So Mark Twain said that there are two kinds of speakers: those that are nervous and those that are liars!
Most people do get nervous when they have to speak in public and some people will just do everything they can to avoid it, but lots of us will have to do so occasionally, either at a funeral, a wedding or in a job interview. I have had to do so on many occasions now: I was a teacher; I did a speech at my second wedding; I was a researcher and spoke to several audiences including about 100 people at an international conference; I have lectured to BSc and MSc students; and now I can add doing a sermon to my list.
So here are some tips to help you, if you find yourself in that situation anytime soon:
Talk slowly and fall in love with the full stop!
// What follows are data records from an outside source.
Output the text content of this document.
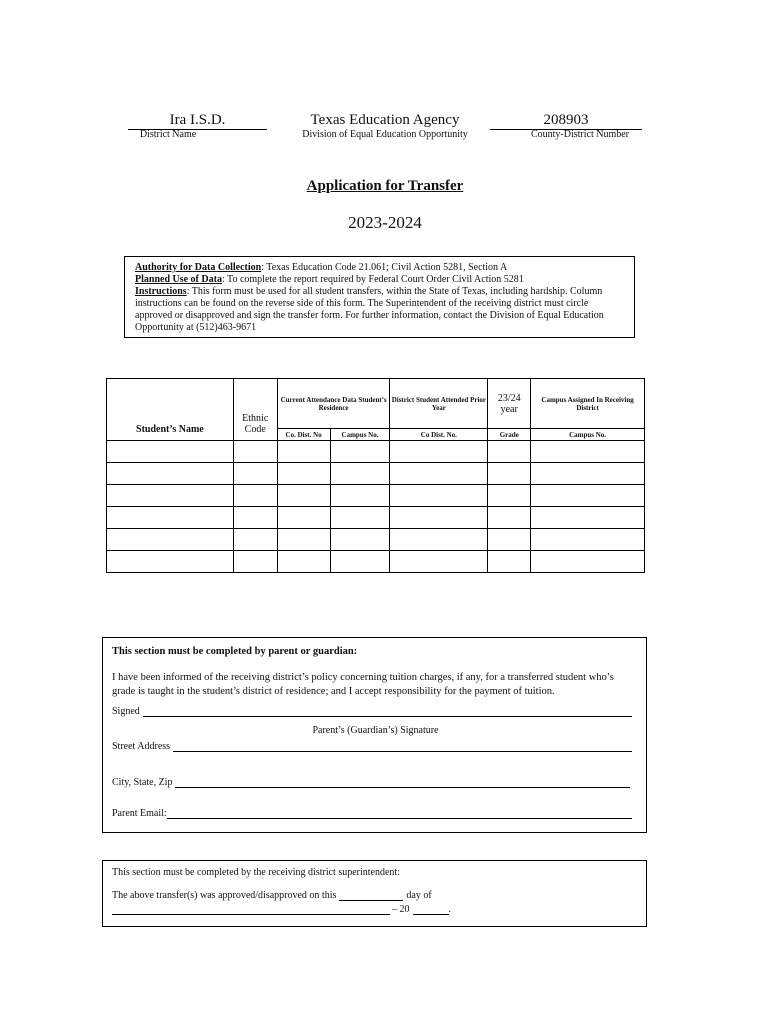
Ira I.S.D.
District Name
Texas Education Agency
Division of Equal Education Opportunity
208903
County-District Number
Application for Transfer
2023-2024
Authority for Data Collection: Texas Education Code 21.061; Civil Action 5281, Section A
Planned Use of Data: To complete the report required by Federal Court Order Civil Action 5281
Instructions: This form must be used for all student transfers, within the State of Texas, including hardship. Column instructions can be found on the reverse side of this form. The Superintendent of the receiving district must circle approved or disapproved and sign the transfer form. For further information, contact the Division of Equal Education Opportunity at (512)463-9671
Student’s Name	Ethnic Code	Current Attendance Data Student’s Residence		District Student Attended Prior Year	23/24 year	Campus Assigned In Receiving District
		Co. Dist. No	Campus No.	Co Dist. No.	Grade	Campus No.

This section must be completed by parent or guardian:
I have been informed of the receiving district’s policy concerning tuition charges, if any, for a transferred student who’s grade is taught in the student’s district of residence; and I accept responsibility for the payment of tuition.
Signed
Parent’s (Guardian’s) Signature
Street Address
City, State, Zip
Parent Email:
This section must be completed by the receiving district superintendent:
The above transfer(s) was approved/disapproved on this	day of
– 20	.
If nervous get rid of the excess adrenaline in advance by either shaking out your hands or by doing some rhythmic breathing (longer on the out-breath).
An old cliche, but true – speak to the person at the back of the room, especially if not miked up.
Don’t worry about people’s hearing aids – that is their responsibility not yours!
Move around a bit and use hand gestures to keep them on their toes.
Modulate your voice.
Don’t be afraid to use notes – but do look up at your audience at regular intervals.
Don’t tell jokes if that is not your forte, but do use humour when appropriate.
Don’t speak for too long – shorter is normally better and if asked to speak for more than 15 minutes, include elements of interaction.
If using PowerPoint, include pictures when you can and if using written slides follow the 666 “rule” ( 6 slides per 10 mins, 6 lines per slide and 6 words per line).